A meteorologia é a ciência que estuda os fenómenos atmosféricos e a previsão do estado do tempo. Enquanto condicionante de todas as actividades humanas (desde a roupa a vestir, à prossecução de actividades ao livre, o tipo de transporte a escolher, ou ao impacto na agricultura, na navegação, etc.) a meteorologia é um dos temas mais importantes de qualquer serviço noticioso, uma vez que todos precisamos, todos os dias, de saber aproximadamente o tempo que vai fazer. O conhecimento do cidadão comum sobre os fundamentos científicos da meteorologia decaiu ao longo das últimas décadas, depois de os programas televisivos (nomeadamente do prof. Anthímio de Azevedo, a grande referência meteorológica nacional) terem reduzido informação. Contudo, o advento da internet veio reforçar a qualidade das previsões e também a capacidade das pessoas obterem informação rapidamente.

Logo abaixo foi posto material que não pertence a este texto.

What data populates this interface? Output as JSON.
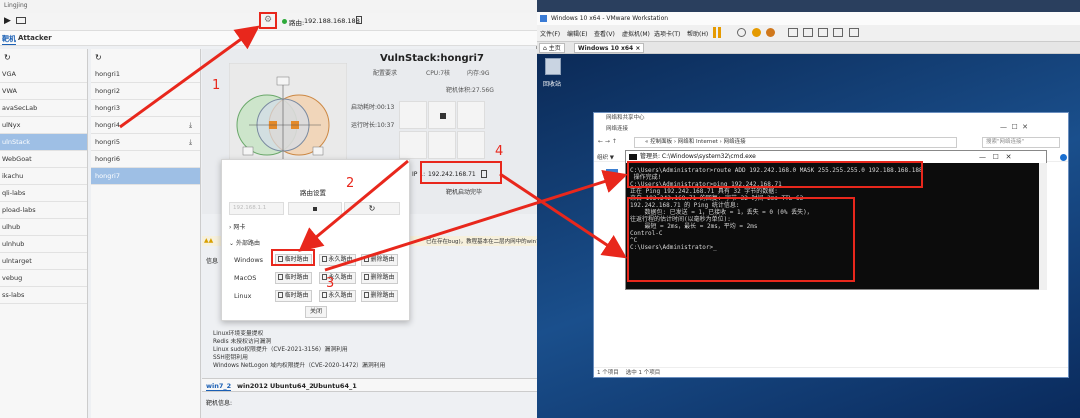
{
  "lingjing": {
    "title": "Lingjing",
    "route_label": "路由:",
    "route_ip": "192.188.168.188",
    "nav_tabs": [
      "靶机",
      "Attacker"
    ],
    "sidebar_refresh_icon": "refresh-icon",
    "sidebar_items": [
      "VGA",
      "VWA",
      "avaSecLab",
      "ulNyx",
      "ulnStack",
      "WebGoat",
      "ikachu",
      "qli-labs",
      "pload-labs",
      "ulhub",
      "ulnhub",
      "ulntarget",
      "vebug",
      "ss-labs"
    ],
    "sidebar_active_index": 4,
    "host_items": [
      {
        "name": "hongri1",
        "download": false
      },
      {
        "name": "hongri2",
        "download": false
      },
      {
        "name": "hongri3",
        "download": false
      },
      {
        "name": "hongri4",
        "download": true
      },
      {
        "name": "hongri5",
        "download": true
      },
      {
        "name": "hongri6",
        "download": false
      },
      {
        "name": "hongri7",
        "download": false
      }
    ],
    "host_active_index": 6,
    "main": {
      "vuln_title": "VulnStack:hongri7",
      "config_req": "配置要求",
      "cpu": "CPU:7核",
      "mem": "内存:9G",
      "disk": "靶机体积:27.56G",
      "boot_time": "启动耗时:00:13",
      "run_time": "运行时长:10:37",
      "ip_label": "IP 1:",
      "ip_value": "192.242.168.71",
      "auto_boot": "靶机启动完毕",
      "warning_text": "已在存在bug)，教程基本在二层内网中的win7",
      "info_prefix": "信息",
      "list_lines": [
        "Linux环境变量提权",
        "Redis 未授权访问漏洞",
        "Linux sudo权限提升（CVE-2021-3156）漏洞利用",
        "SSH密钥利用",
        "Windows NetLogon 域内权限提升（CVE-2020-1472）漏洞利用"
      ],
      "bottom_tabs": [
        "win7_2",
        "win2012",
        "Ubuntu64_2",
        "Ubuntu64_1"
      ],
      "bottom_info": "靶机信息:"
    },
    "modal": {
      "title": "路由设置",
      "ip_placeholder": "192.168.1.1",
      "section_nic": "网卡",
      "section_ext": "外部路由",
      "rows": [
        {
          "os": "Windows",
          "temp": "临时路由",
          "perm": "永久路由",
          "del": "删除路由"
        },
        {
          "os": "MacOS",
          "temp": "临时路由",
          "perm": "永久路由",
          "del": "删除路由"
        },
        {
          "os": "Linux",
          "temp": "临时路由",
          "perm": "永久路由",
          "del": "删除路由"
        }
      ],
      "close": "关闭"
    },
    "annotations": [
      "1",
      "2",
      "3",
      "4"
    ]
  },
  "vmware": {
    "title": "Windows 10 x64 - VMware Workstation",
    "menu": [
      "文件(F)",
      "编辑(E)",
      "查看(V)",
      "虚拟机(M)",
      "选项卡(T)",
      "帮助(H)"
    ],
    "tabs": [
      "主页",
      "Windows 10 x64"
    ],
    "recycle_bin": "回收站",
    "explorer": {
      "title": "网络和共享中心",
      "subtitle": "网络连接",
      "breadcrumb": "« 控制面板 › 网络和 Internet › 网络连接",
      "search_placeholder": "搜索\"网络连接\"",
      "organize": "组织 ▼",
      "status": "1 个项目    选中 1 个项目"
    },
    "cmd": {
      "title": "管理员: C:\\Windows\\system32\\cmd.exe",
      "lines": [
        "C:\\Users\\Administrator>route ADD 192.242.168.0 MASK 255.255.255.0 192.188.168.188",
        " 操作完成!",
        "",
        "C:\\Users\\Administrator>ping 192.242.168.71",
        "",
        "正在 Ping 192.242.168.71 具有 32 字节的数据:",
        "来自 192.242.168.71 的回复: 字节=32 时间=2ms TTL=63",
        "",
        "192.242.168.71 的 Ping 统计信息:",
        "    数据包: 已发送 = 1，已接收 = 1，丢失 = 0 (0% 丢失)，",
        "往返行程的估计时间(以毫秒为单位):",
        "    最短 = 2ms，最长 = 2ms，平均 = 2ms",
        "Control-C",
        "^C",
        "C:\\Users\\Administrator>_"
      ]
    }
  },
  "colors": {
    "annotation": "#e8271c",
    "active_row": "#9ebfe5",
    "online_dot": "#2eaa3a"
  }
}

Apesar de o tempo ter perdido espaço na televisão, sendo hoje uma nota de rodapé a fechar os telejornais, a informação meteorológica circula mais rápido. Por um lado, é hoje mais fácil para os cidadãos acompanharem imagens de satélite e cartas meteorológicas - disponíveis não só no site do Instituto Português do Mar e da Atmosfera (IPMA) mas em muitos outros sites na internet -, bem como descarregarem apps para os telemóveis ligadas a estações meteorológicas amadoras com previsões ao nível local, impensáveis há alguns anos. Por outro lado, o IPMA e o Serviço Nacional de Protecção Civil são hoje mais expeditos na divulgação de alertas – amarelo, laranja e vermelho, consoante a gravidade da situação – quando as condições do tempo apresentem perigo para as actividades humanas. Situações de chuva contínua, chuva persistente ao longo de várias horas, rajadas de vento moderado a forte, descidas acentuadas de temperatura, ondas de calor ou previsões de queda de neve nas terras altas são alguns dos cenários que podem dar origem a um alerta.

Em situações graves, uma notícia meteorológica que não atinja directamente o território nacional pode tornar-se notícias, como é o caso de tempestades, ventos ou cheias de grandes dimensões noutros países. Noutros casos, uma situação meteorológica pode dar origem a casos políticos. Foi o caso, tristemente célebre, da queda da ponte de Entre-os-Rios, que arrastou um autocarro – causando dezenas de vítimas – e que foi directamente motivada pelo caudal do rio, depois de um inverno muito chuvoso. Foi também o caso da cidade de Lisboa, que no Outono de 2014 sofreu três enchentes (mensalmente) em consequência de fenómenos de pluviosidade extrema e concentrada. A situação motivou críticas de cidadãos e partidos da oposição à presidência da Câmara, e levaram o então presidente António Costa a lançar um projecto de obras públicas para melhor o escoamento das águas na capital.